Checkpointing with distributed checkpointing (DCP)#
Checkpointing in FSDP differs from DDP. Each rank saves only its local shard of the model and optimizer state.
PyTorch’s distributed checkpointing library (imported as dcp) provides this
functionality.
Saving:
model_state, optimizer_state = get_state_dict(model, optimizer)
state_dict = {
"model": model_state,
"optimizer": optimizer_state,
"epoch": epoch,
}
dcp.save(state_dict, checkpoint_id=checkpoint_id)

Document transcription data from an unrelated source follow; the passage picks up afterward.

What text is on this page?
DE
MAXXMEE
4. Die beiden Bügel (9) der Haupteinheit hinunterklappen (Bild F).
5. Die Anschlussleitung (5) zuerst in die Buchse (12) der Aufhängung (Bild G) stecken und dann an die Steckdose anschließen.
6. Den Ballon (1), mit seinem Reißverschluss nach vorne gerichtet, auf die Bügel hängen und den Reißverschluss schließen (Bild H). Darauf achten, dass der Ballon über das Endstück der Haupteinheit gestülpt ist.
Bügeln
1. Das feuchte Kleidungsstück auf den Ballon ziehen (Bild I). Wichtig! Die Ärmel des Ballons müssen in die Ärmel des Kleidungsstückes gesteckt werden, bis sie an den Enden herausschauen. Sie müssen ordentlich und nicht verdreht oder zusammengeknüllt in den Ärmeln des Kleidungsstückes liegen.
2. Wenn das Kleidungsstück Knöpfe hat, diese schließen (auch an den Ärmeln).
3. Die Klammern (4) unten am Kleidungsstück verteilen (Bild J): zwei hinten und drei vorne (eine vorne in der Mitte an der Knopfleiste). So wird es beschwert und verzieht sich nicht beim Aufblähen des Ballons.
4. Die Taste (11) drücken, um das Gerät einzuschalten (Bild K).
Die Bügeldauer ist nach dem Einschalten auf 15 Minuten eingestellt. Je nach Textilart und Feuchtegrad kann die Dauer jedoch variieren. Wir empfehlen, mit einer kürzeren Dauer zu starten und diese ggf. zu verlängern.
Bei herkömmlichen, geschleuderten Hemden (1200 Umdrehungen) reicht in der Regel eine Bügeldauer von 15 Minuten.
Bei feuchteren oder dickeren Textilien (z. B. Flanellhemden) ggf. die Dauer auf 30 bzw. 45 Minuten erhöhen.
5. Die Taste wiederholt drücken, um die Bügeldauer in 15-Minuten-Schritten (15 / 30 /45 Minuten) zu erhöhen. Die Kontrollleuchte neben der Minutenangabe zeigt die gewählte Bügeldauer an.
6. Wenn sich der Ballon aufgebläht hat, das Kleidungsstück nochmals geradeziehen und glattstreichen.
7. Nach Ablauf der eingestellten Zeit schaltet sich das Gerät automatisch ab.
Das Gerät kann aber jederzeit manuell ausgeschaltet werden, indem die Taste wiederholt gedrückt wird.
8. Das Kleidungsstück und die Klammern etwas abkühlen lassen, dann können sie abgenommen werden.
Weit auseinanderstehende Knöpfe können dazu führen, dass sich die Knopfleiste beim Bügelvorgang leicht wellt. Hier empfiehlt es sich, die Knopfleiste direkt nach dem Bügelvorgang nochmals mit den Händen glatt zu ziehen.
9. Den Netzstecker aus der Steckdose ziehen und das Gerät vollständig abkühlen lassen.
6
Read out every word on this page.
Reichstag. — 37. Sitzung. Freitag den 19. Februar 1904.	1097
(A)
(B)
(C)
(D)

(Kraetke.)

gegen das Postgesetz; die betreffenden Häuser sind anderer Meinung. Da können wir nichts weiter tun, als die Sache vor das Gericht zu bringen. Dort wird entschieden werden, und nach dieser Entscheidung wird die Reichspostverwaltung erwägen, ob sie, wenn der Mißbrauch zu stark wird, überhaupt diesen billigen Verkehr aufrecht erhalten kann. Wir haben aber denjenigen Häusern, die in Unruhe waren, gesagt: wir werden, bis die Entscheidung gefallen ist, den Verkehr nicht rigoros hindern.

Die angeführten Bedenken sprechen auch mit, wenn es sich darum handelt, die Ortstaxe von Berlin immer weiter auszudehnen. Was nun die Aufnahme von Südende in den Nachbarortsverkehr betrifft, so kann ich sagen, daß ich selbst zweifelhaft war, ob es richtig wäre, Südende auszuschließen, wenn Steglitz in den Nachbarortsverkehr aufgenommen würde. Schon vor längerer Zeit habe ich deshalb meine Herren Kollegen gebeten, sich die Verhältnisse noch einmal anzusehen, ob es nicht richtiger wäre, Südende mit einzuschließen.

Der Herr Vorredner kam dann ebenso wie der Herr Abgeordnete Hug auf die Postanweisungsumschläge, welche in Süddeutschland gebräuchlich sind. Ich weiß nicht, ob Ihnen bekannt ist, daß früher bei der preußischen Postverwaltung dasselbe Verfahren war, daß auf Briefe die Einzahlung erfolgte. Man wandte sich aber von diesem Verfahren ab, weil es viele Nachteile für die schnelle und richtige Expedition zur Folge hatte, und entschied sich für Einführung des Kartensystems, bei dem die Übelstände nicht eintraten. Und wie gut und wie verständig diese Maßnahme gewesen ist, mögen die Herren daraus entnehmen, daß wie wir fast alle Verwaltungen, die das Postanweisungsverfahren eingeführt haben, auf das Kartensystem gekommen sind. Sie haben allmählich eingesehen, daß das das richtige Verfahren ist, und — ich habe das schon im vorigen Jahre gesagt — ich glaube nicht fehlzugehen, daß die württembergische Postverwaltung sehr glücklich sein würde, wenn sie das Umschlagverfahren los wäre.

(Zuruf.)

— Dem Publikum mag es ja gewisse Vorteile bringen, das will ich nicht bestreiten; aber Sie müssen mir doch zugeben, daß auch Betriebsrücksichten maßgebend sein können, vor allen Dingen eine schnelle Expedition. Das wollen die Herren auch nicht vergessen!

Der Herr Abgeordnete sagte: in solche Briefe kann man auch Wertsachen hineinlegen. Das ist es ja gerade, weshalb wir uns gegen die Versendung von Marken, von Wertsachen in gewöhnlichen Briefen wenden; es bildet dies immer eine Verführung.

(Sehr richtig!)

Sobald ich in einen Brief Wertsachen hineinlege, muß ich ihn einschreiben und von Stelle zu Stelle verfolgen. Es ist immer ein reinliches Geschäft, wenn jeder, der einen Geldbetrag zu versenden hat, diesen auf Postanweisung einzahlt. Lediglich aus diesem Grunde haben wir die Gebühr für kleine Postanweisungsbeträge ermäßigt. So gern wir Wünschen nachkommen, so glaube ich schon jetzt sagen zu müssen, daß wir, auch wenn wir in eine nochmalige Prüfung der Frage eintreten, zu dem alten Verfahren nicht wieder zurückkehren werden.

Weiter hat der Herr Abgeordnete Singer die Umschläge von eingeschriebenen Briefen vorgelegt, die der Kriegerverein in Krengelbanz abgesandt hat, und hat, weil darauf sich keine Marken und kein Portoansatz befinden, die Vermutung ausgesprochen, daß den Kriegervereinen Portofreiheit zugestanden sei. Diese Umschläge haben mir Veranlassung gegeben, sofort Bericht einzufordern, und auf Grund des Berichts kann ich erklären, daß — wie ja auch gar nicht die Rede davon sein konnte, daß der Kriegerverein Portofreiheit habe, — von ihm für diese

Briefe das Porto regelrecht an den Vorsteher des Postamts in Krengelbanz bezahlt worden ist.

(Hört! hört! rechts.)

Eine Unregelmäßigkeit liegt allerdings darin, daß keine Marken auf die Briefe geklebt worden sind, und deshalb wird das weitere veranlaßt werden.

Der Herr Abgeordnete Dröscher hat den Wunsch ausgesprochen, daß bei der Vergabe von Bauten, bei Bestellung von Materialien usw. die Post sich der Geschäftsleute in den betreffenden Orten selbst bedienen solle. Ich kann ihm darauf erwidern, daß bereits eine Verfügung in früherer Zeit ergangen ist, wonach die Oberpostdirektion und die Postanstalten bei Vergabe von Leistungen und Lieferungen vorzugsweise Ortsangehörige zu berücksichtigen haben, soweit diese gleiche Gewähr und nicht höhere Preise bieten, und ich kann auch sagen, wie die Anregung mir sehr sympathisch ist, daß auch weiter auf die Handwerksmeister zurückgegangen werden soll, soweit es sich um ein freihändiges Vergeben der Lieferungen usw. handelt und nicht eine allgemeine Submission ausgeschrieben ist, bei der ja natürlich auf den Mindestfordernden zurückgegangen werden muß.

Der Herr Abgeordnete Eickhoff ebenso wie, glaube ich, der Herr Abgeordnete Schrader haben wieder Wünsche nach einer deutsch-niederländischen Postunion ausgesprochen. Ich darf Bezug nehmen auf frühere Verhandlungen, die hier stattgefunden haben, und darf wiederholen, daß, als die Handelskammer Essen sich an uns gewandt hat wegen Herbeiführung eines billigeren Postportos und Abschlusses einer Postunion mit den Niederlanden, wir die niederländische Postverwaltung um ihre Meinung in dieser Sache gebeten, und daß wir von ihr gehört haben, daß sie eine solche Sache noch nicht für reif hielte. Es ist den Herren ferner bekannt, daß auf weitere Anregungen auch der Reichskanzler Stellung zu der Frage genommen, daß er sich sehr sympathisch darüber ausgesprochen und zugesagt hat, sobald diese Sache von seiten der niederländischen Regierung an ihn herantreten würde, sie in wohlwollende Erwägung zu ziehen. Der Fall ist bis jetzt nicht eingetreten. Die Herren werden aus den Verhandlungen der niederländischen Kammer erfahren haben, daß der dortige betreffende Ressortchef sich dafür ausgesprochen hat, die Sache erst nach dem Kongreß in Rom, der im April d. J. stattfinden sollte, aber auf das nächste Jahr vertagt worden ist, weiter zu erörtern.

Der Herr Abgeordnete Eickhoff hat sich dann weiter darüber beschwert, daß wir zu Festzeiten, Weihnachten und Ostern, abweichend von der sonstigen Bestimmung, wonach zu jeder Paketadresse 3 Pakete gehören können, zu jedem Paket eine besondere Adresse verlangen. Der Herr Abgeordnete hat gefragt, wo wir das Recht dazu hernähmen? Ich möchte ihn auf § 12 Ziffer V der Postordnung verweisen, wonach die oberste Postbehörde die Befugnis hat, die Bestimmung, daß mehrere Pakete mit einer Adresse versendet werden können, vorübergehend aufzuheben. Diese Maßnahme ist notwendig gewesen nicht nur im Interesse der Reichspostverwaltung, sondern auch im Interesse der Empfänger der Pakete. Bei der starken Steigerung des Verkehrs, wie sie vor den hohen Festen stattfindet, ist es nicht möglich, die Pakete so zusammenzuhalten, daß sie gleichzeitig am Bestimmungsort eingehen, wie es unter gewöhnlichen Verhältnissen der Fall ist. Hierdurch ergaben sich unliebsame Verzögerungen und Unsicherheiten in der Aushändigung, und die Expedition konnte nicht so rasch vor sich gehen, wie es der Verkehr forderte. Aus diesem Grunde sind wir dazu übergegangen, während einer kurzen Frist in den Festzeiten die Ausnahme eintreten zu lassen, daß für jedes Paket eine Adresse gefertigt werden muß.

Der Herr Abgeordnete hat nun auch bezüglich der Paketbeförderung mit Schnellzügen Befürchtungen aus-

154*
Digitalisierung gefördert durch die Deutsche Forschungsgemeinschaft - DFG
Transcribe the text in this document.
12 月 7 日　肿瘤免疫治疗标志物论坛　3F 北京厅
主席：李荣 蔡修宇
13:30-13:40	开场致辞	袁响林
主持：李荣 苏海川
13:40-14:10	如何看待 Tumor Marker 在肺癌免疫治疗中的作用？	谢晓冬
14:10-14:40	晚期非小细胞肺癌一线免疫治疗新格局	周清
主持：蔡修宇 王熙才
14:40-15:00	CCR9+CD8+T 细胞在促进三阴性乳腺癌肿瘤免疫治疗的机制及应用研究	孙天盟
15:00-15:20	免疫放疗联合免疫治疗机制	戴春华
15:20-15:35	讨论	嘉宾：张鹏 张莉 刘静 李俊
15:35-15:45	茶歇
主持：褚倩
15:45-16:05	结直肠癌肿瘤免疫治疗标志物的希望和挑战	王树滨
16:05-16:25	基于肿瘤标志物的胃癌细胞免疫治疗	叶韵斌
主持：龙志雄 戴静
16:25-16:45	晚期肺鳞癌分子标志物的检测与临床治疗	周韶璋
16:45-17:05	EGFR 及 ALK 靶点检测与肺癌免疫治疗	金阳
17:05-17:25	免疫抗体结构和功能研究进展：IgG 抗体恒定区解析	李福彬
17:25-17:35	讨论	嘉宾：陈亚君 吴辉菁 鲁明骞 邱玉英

get_state_dict is preferred over state_dict for FSDP models because it
correctly handles sharded parameters, optimizer state and other nuances of FSDP.
Loading:
model_state, optimizer_state = get_state_dict(model, optimizer)
state_dict = {
"model": model_state,
"optimizer": optimizer_state,
"epoch": 0,
}
dcp.load(state_dict, checkpoint_id=checkpoint_id)
set_state_dict(model, optimizer, model_state_dict=state_dict["model"], optim_state_dict=state_dict["optimizer"])
dcp.load automatically reshards and redistributes parameters to match the
current distributed configuration, even if it differs from the original setup.
Important considerations:
dcp.loadmust be called after the model is sharded.Calling it before sharding may load full parameters into memory and cause out-of-memory (OOM) errors because normal tensor objects have no metadata about their sharding.
Checkpoint (save/load) must be invoked on all ranks, unlike DDP where only rank 0 needs to save.
First run on Slurm#
Use the same job script launch_cancer_classification.sh as in the DDP example.
Submit the job:
sbatch launch_cancer_classification.sh fsdp
Run this command in the src/distributed_training directory.
Summary#
FSDP enables training of very large models by reducing memory usage through sharding. However, it introduces additional complexity in model construction, parameter management, and checkpointing.
PyTorch also provides the FullyShardedDataParallel wrapper, which abstracts
much of this complexity. While less flexible than fully_shard, it is often a
better choice when fine-grained control is not required.